Maybe Kronus sensed there was a stranger on the property. As she led the jittery stallion by the bunkhouse, her eyes focused briefly on the door, still closed against the growing light. She realized that she had been aware of that door the whole time she’d been in the yard.
Anticipating when her uninvited guest might open it? she wondered, leading the stud toward the corral. If so, it was an anticipation she didn’t want to feel. Despite her resolve, however, she remembered the impact of Grey Sellers’ eyes. And that small tug of amusement at the corner of his mouth.
She had been momentarily distracted by that memory, but her attention was abruptly brought back to Kronus, where it should have been all along. He had been nervous throughout the short journey. Now he threw up his head, jerking against the lead, and jigging to the side.
She shortened the nylon rope by changing the position of her hand, intent on controlling his head. She was by his shoulder, right where she needed to be. Even so, she could sense the gathering of muscle in those powerful hindquarters, his front hooves even seeming to lift a fraction from the ground.
Val knew that he just wanted to be gone, just to get away from whatever was frightening him. That flight instinct was highly developed in horses, and that’s exactly what Kronus wanted to do. Just get the hell out of here.

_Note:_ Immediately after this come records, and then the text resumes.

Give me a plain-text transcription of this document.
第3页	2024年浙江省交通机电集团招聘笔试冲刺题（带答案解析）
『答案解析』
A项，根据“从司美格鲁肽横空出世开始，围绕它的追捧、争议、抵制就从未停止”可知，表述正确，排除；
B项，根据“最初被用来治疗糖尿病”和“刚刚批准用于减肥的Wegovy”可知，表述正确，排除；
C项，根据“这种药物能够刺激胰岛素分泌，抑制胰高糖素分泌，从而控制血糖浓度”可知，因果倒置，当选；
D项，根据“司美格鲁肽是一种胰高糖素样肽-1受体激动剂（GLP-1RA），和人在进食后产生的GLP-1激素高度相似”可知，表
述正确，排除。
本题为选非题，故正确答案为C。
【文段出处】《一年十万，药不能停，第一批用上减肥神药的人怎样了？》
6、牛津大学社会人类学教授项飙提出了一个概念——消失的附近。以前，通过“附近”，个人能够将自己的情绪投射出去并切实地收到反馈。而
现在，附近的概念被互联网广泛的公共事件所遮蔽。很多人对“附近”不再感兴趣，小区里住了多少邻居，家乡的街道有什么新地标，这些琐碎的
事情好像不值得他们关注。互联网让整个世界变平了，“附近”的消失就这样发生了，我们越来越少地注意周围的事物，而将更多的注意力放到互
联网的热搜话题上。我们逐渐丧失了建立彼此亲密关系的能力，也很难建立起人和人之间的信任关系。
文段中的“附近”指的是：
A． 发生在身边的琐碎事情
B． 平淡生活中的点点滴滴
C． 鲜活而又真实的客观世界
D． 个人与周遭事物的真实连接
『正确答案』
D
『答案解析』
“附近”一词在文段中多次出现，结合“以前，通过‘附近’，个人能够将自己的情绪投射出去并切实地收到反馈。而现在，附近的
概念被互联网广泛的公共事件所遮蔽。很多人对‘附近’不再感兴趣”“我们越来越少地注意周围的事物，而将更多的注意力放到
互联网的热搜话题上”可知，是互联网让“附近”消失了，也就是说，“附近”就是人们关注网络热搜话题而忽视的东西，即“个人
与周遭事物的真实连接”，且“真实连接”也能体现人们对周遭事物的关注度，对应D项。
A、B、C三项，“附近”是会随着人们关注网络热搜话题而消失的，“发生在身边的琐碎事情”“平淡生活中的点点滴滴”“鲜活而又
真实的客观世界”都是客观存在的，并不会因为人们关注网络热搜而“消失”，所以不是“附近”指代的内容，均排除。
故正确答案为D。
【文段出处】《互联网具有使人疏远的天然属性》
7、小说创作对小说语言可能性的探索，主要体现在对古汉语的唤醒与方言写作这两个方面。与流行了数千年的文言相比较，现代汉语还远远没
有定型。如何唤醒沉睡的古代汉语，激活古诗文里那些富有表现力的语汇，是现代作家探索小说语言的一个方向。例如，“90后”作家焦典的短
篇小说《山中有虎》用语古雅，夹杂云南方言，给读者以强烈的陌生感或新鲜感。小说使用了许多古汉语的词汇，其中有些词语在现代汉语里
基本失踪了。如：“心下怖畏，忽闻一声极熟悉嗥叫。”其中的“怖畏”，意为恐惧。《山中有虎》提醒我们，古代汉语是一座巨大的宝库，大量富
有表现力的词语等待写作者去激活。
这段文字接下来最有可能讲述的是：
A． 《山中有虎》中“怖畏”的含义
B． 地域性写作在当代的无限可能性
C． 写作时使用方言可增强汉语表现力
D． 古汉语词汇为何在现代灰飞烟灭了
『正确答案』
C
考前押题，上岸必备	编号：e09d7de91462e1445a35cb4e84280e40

Although she was talking to him the whole time, she could feel his tension building. And she still couldn’t understand why. There was nothing—
He jerked his head up, pulling strongly against the lead she held, the whites of his eyes showing. She stayed with him, fighting to keep control. They were so near the safety of the paddock. If she could just get him through that gate and inside.
She reached for the gate with her free hand, and Kronus crow hopped, trying to pull away. He dragged her a few inches away from the fence before she was able to get his head back down.
She could feel her bad knee beginning to tremble, however, as it always did under strain. She ignored it, gritting her teeth against the pain, and grimly hung on as he jumped to the side again.
It would be dangerous for the horse to let him get loose, as crazy as he was acting. Although her land was fenced around the perimeter, there were too many ways he could do damage to himself if he got away out there.